Прошел вокруг дома. Встретилась Нюрка из четвертого подъезда. Какая сексуальная! Так глазами и стреляет, так попой и вертит. Ух!
     Днем ходил по комнатам. Ни о чем не думал.
     Вечером смотрел телевизор. О маньяках. Очень интересно! Перед сном перечитывал биографию Ленина. Гениальный был человек!
     Видел мышь. Выбежала она из-под шкафа в коридор. Кричал на мышь, стучал палкой о пол.
     Всю ночь снилась Нюрка из четвертого подъезда. Голая бегала за мной, соблазняла меня.

     Дальше дневник Николая Петровича я читать не стал – все одно и то же, муть какая-то! Но решил прочитать последнюю запись.

     25 ноября

     Ел овсянку без аппетита. Видимо, отравился – изжога, отрыжка. Долго сидел в туалете. Блевал.
     Вышел из дома, и так качнуло, что ударился о дверной косяк. Вернулся домой.

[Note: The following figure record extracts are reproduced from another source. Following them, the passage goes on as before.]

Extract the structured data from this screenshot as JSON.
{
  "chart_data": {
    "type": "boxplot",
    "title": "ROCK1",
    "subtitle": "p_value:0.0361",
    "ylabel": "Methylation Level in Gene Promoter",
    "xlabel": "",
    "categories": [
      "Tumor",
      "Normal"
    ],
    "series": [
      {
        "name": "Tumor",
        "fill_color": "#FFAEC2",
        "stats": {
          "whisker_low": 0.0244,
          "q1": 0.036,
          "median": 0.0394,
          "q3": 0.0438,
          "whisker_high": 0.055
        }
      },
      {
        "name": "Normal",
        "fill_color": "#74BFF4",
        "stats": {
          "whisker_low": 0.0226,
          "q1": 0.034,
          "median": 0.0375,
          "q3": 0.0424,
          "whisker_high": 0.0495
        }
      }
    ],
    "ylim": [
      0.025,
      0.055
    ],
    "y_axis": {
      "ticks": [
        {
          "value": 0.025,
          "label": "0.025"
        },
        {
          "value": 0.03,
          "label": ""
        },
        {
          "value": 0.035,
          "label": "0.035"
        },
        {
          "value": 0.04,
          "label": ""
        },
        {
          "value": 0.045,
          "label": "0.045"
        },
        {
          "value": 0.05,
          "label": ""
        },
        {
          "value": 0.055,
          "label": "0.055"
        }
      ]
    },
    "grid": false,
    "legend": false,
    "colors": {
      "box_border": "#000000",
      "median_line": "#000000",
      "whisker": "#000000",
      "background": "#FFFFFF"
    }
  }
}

Весь день смотрел телевизор. Старые фильмы: «Бриллиантовая рука» и «Джентльмены удачи». Не смеялся. Глупо все!
     Лег в постель со старой газетой.
     С интересом прочитал доклад Брежнева на ХХIV съезде КПСС. Как хорошо мы все жили при Леониде Ильиче!

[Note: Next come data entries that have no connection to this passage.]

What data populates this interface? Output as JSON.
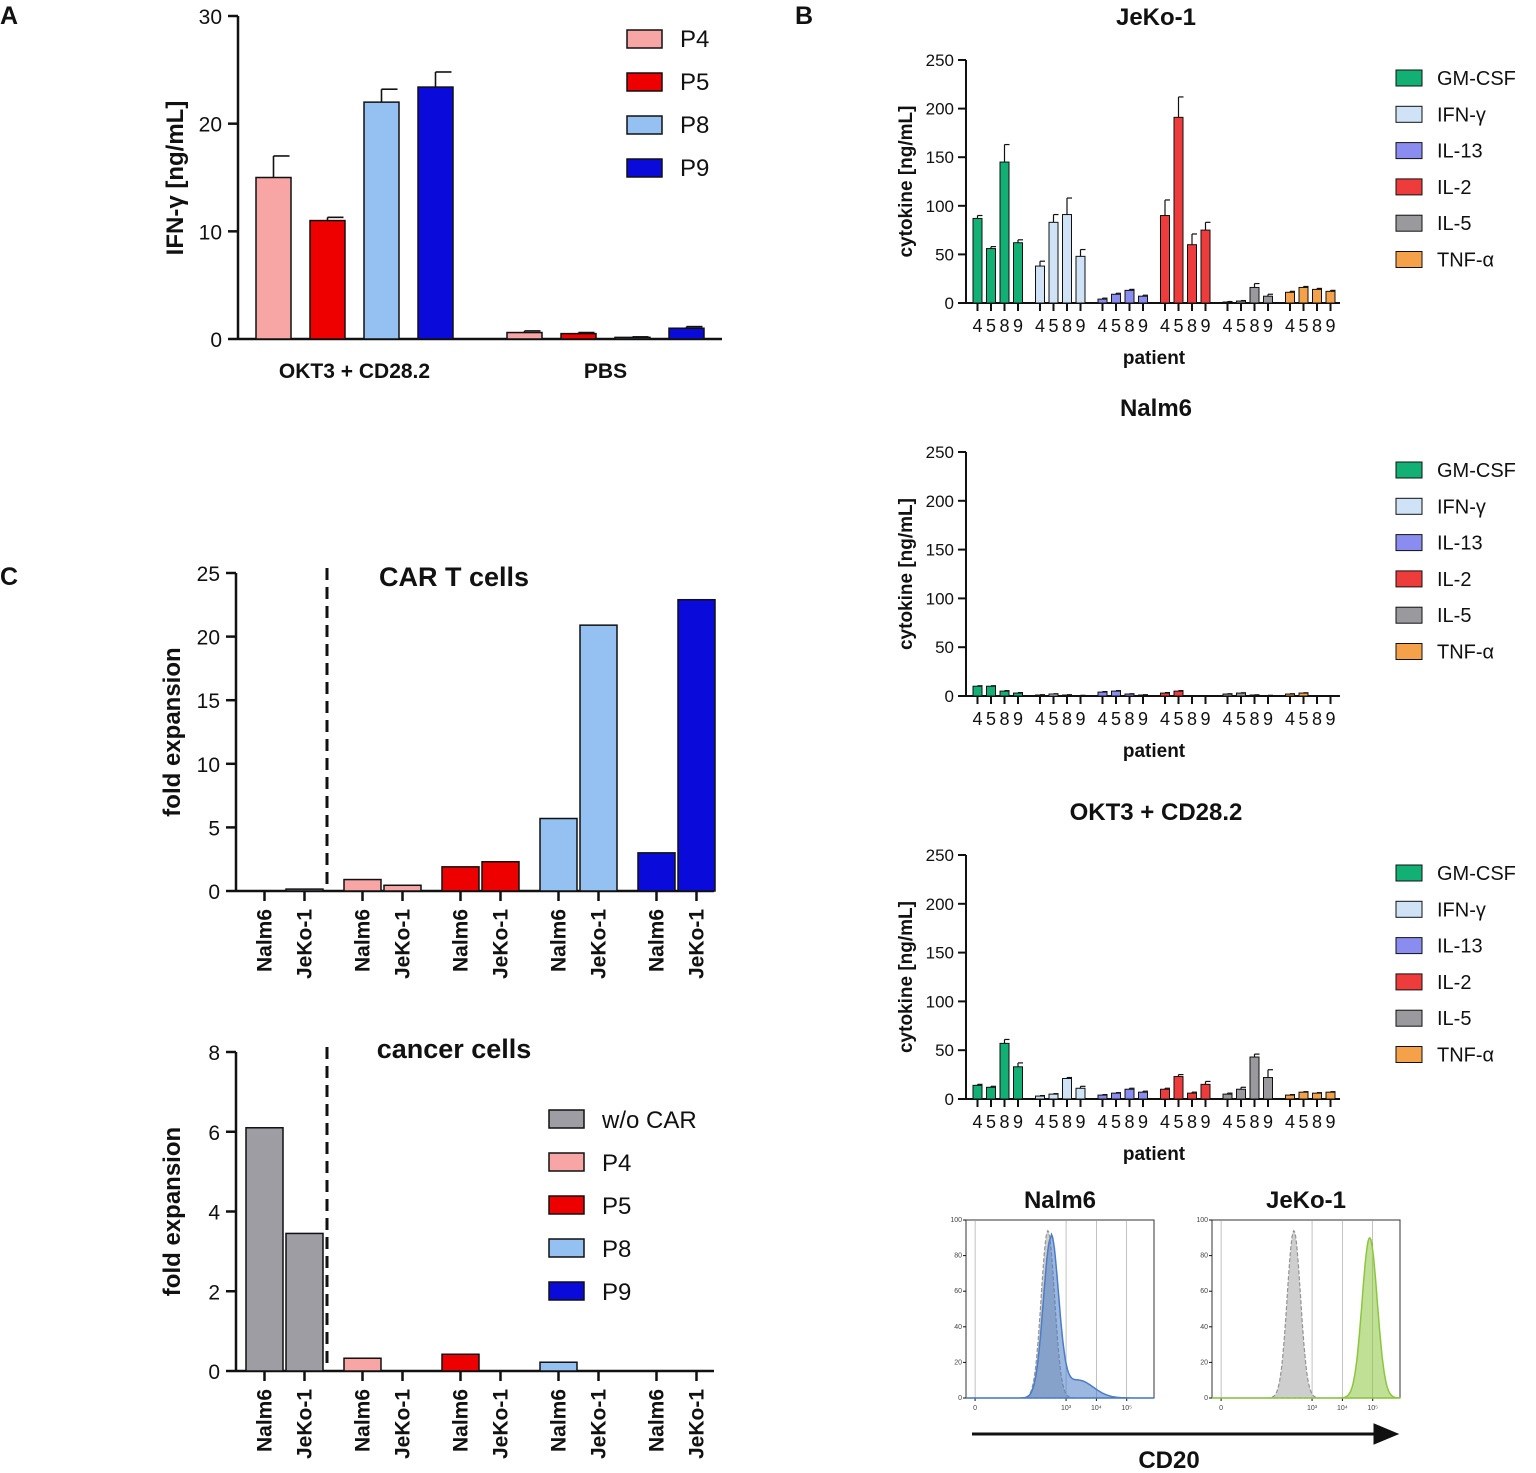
{
  "colors": {
    "P4": "#f7a5a5",
    "P5": "#ee0000",
    "P8": "#95c0f2",
    "P9": "#0a0adb",
    "wo_CAR": "#9d9da3",
    "GM-CSF": "#12b075",
    "IFN-γ": "#cfe2f6",
    "IL-13": "#8a8cf0",
    "IL-2": "#ee3c3c",
    "IL-5": "#9a9a9e",
    "TNF-α": "#f5a14a"
  },
  "chart_data": [
    {
      "id": "A",
      "panel_label": "A",
      "type": "bar",
      "ylabel": "IFN-γ [ng/mL]",
      "ylim": [
        0,
        30
      ],
      "yticks": [
        0,
        10,
        20,
        30
      ],
      "categories": [
        "OKT3 + CD28.2",
        "PBS"
      ],
      "series": [
        {
          "name": "P4",
          "values": [
            15.0,
            0.6
          ],
          "errors": [
            2.0,
            0.15
          ]
        },
        {
          "name": "P5",
          "values": [
            11.0,
            0.5
          ],
          "errors": [
            0.3,
            0.1
          ]
        },
        {
          "name": "P8",
          "values": [
            22.0,
            0.15
          ],
          "errors": [
            1.2,
            0.05
          ]
        },
        {
          "name": "P9",
          "values": [
            23.4,
            1.0
          ],
          "errors": [
            1.4,
            0.15
          ]
        }
      ],
      "legend": [
        "P4",
        "P5",
        "P8",
        "P9"
      ]
    },
    {
      "id": "B1",
      "panel_label": "B",
      "type": "bar",
      "title": "JeKo-1",
      "ylabel": "cytokine [ng/mL]",
      "xlabel": "patient",
      "ylim": [
        0,
        250
      ],
      "yticks": [
        0,
        50,
        100,
        150,
        200,
        250
      ],
      "patients": [
        "4",
        "5",
        "8",
        "9"
      ],
      "series": [
        {
          "name": "GM-CSF",
          "values": [
            87,
            56,
            145,
            62
          ],
          "errors": [
            3,
            2,
            18,
            3
          ]
        },
        {
          "name": "IFN-γ",
          "values": [
            38,
            83,
            91,
            48
          ],
          "errors": [
            5,
            8,
            17,
            7
          ]
        },
        {
          "name": "IL-13",
          "values": [
            4,
            9,
            13,
            7
          ],
          "errors": [
            1,
            1,
            1,
            1
          ]
        },
        {
          "name": "IL-2",
          "values": [
            90,
            191,
            60,
            75
          ],
          "errors": [
            16,
            21,
            11,
            8
          ]
        },
        {
          "name": "IL-5",
          "values": [
            1,
            2,
            16,
            7
          ],
          "errors": [
            0.5,
            0.5,
            4,
            2
          ]
        },
        {
          "name": "TNF-α",
          "values": [
            11,
            16,
            14,
            12
          ],
          "errors": [
            1,
            1,
            1,
            1
          ]
        }
      ],
      "legend": [
        "GM-CSF",
        "IFN-γ",
        "IL-13",
        "IL-2",
        "IL-5",
        "TNF-α"
      ]
    },
    {
      "id": "B2",
      "type": "bar",
      "title": "Nalm6",
      "ylabel": "cytokine [ng/mL]",
      "xlabel": "patient",
      "ylim": [
        0,
        250
      ],
      "yticks": [
        0,
        50,
        100,
        150,
        200,
        250
      ],
      "patients": [
        "4",
        "5",
        "8",
        "9"
      ],
      "series": [
        {
          "name": "GM-CSF",
          "values": [
            10,
            10,
            5,
            3
          ],
          "errors": [
            0.5,
            0.5,
            0.5,
            0.5
          ]
        },
        {
          "name": "IFN-γ",
          "values": [
            1,
            2,
            1,
            0.5
          ],
          "errors": [
            0.3,
            0.3,
            0.3,
            0.2
          ]
        },
        {
          "name": "IL-13",
          "values": [
            4,
            5,
            2,
            1
          ],
          "errors": [
            0.5,
            0.5,
            0.3,
            0.3
          ]
        },
        {
          "name": "IL-2",
          "values": [
            3,
            5,
            0,
            0
          ],
          "errors": [
            0.5,
            0.5,
            0,
            0
          ]
        },
        {
          "name": "IL-5",
          "values": [
            2,
            3,
            1,
            0.5
          ],
          "errors": [
            0.3,
            0.3,
            0.2,
            0.2
          ]
        },
        {
          "name": "TNF-α",
          "values": [
            2,
            3,
            0,
            0
          ],
          "errors": [
            0.3,
            0.3,
            0,
            0
          ]
        }
      ],
      "legend": [
        "GM-CSF",
        "IFN-γ",
        "IL-13",
        "IL-2",
        "IL-5",
        "TNF-α"
      ]
    },
    {
      "id": "B3",
      "type": "bar",
      "title": "OKT3 + CD28.2",
      "ylabel": "cytokine [ng/mL]",
      "xlabel": "patient",
      "ylim": [
        0,
        250
      ],
      "yticks": [
        0,
        50,
        100,
        150,
        200,
        250
      ],
      "patients": [
        "4",
        "5",
        "8",
        "9"
      ],
      "series": [
        {
          "name": "GM-CSF",
          "values": [
            14,
            12,
            57,
            33
          ],
          "errors": [
            1,
            1,
            4,
            4
          ]
        },
        {
          "name": "IFN-γ",
          "values": [
            3,
            5,
            21,
            11
          ],
          "errors": [
            0.5,
            0.5,
            1,
            2
          ]
        },
        {
          "name": "IL-13",
          "values": [
            4,
            6,
            10,
            7
          ],
          "errors": [
            0.5,
            0.5,
            1,
            1
          ]
        },
        {
          "name": "IL-2",
          "values": [
            10,
            23,
            6,
            15
          ],
          "errors": [
            1,
            2,
            1,
            3
          ]
        },
        {
          "name": "IL-5",
          "values": [
            5,
            10,
            43,
            22
          ],
          "errors": [
            1,
            2,
            3,
            8
          ]
        },
        {
          "name": "TNF-α",
          "values": [
            4,
            7,
            6,
            7
          ],
          "errors": [
            0.5,
            0.5,
            0.5,
            0.5
          ]
        }
      ],
      "legend": [
        "GM-CSF",
        "IFN-γ",
        "IL-13",
        "IL-2",
        "IL-5",
        "TNF-α"
      ]
    },
    {
      "id": "C1",
      "panel_label": "C",
      "type": "bar",
      "title": "CAR T cells",
      "ylabel": "fold expansion",
      "ylim": [
        0,
        25
      ],
      "yticks": [
        0,
        5,
        10,
        15,
        20,
        25
      ],
      "groups": [
        "w/o CAR",
        "P4",
        "P5",
        "P8",
        "P9"
      ],
      "xticklabels": [
        "Nalm6",
        "JeKo-1"
      ],
      "values": [
        [
          0,
          0.15
        ],
        [
          0.9,
          0.45
        ],
        [
          1.9,
          2.3
        ],
        [
          5.7,
          20.9
        ],
        [
          3.0,
          22.9
        ]
      ]
    },
    {
      "id": "C2",
      "type": "bar",
      "title": "cancer cells",
      "ylabel": "fold expansion",
      "ylim": [
        0,
        8
      ],
      "yticks": [
        0,
        2,
        4,
        6,
        8
      ],
      "groups": [
        "w/o CAR",
        "P4",
        "P5",
        "P8",
        "P9"
      ],
      "xticklabels": [
        "Nalm6",
        "JeKo-1"
      ],
      "values": [
        [
          6.1,
          3.45
        ],
        [
          0.32,
          0
        ],
        [
          0.42,
          0
        ],
        [
          0.22,
          0
        ],
        [
          0,
          0
        ]
      ],
      "legend": [
        "w/o CAR",
        "P4",
        "P5",
        "P8",
        "P9"
      ]
    },
    {
      "id": "Flow",
      "type": "histogram",
      "xlabel": "CD20",
      "xticks": [
        "0",
        "10³",
        "10⁴",
        "10⁵"
      ],
      "yticks": [
        "0",
        "20",
        "40",
        "60",
        "80",
        "100"
      ],
      "panels": [
        {
          "title": "Nalm6",
          "control_peak_log": 2.4,
          "stained_peak_log": 2.5,
          "stained_color": "#4a7cc7",
          "positive": false
        },
        {
          "title": "JeKo-1",
          "control_peak_log": 2.4,
          "stained_peak_log": 4.9,
          "stained_color": "#8cc63f",
          "positive": true
        }
      ]
    }
  ]
}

     Уснул. Во сне снилась голая Нюрка из четвертого подъезда, бегала за мной, соблазняла. Было мне стыдно, но и приятно.

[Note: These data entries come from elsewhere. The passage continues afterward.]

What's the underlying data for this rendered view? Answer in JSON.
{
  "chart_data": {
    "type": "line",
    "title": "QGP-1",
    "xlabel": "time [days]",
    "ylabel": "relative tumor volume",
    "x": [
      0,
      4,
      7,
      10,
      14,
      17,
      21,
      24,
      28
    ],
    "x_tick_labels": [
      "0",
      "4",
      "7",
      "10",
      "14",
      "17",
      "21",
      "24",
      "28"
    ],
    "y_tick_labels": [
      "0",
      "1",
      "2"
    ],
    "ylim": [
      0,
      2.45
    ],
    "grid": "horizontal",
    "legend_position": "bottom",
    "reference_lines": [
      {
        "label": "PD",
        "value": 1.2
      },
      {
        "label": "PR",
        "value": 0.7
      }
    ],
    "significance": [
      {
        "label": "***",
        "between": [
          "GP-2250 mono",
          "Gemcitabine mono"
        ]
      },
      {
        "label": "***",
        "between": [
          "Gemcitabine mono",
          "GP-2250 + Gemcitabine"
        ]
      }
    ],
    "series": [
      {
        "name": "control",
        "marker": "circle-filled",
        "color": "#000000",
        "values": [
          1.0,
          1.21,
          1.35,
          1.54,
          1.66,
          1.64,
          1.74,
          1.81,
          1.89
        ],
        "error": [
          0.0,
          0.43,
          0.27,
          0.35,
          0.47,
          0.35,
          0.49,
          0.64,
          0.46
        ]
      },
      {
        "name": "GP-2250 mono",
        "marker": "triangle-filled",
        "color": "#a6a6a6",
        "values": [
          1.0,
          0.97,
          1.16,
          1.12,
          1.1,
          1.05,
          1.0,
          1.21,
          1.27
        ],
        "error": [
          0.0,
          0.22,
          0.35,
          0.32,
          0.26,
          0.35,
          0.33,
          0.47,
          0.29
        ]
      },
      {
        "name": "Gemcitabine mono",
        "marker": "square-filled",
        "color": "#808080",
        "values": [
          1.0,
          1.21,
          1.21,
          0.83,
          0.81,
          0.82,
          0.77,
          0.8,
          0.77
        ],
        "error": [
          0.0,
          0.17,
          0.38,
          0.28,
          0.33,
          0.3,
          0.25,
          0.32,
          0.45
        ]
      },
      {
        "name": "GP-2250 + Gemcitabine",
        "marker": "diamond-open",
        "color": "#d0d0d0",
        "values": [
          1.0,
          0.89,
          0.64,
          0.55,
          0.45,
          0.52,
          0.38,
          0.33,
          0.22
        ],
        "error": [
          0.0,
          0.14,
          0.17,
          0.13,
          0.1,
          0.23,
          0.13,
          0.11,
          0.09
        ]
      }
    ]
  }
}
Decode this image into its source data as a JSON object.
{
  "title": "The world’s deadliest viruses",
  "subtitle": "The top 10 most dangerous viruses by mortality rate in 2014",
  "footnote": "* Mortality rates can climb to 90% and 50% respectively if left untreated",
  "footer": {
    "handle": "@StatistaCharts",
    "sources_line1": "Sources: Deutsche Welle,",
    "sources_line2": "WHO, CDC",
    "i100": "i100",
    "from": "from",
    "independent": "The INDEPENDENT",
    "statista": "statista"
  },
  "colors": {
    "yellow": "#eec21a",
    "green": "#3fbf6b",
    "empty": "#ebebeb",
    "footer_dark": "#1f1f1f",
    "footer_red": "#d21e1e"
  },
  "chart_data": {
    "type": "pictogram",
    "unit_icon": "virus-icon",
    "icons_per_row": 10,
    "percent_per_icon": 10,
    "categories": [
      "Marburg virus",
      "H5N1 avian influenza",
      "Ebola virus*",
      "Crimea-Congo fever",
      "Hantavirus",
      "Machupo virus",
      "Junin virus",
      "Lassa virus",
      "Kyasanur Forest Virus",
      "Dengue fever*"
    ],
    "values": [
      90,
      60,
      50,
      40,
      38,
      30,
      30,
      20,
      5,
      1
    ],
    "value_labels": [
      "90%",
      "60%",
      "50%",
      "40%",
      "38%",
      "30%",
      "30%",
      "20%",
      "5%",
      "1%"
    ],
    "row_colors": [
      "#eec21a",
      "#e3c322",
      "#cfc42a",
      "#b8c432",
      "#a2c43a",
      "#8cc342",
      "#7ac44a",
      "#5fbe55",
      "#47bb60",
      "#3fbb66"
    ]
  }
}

     «А ведь не таким уж и умным был наш сосед Николай Петрович», – подумал я. И даже совсем неумным! Только очень молчаливым был.
     Бывает так: молчит человек, и думают все, что ума у него палата, а как заговорит, то и обнаружится, что ума у него не больше, чем у нас грешных.
     Утром вышел я из дома на прогулку, тетрадь-дневник Николая Петровича с собой захватил и, проходя мимо мусорных баков, выбросил дневник в один из них.
     У мусорных баков лежали книги Николая Петровича, связанные в пачки, лежали и уже кем-то разорванные семейные фотоальбомы. Фотографиями была усыпана вся площадка перед баками. Я поднял одну – с фотографии смотрел на меня мальчик лет пяти с умным личиком, широко открытыми и удивленными глазами. Возможно, это была детская фотография Николая Петровича.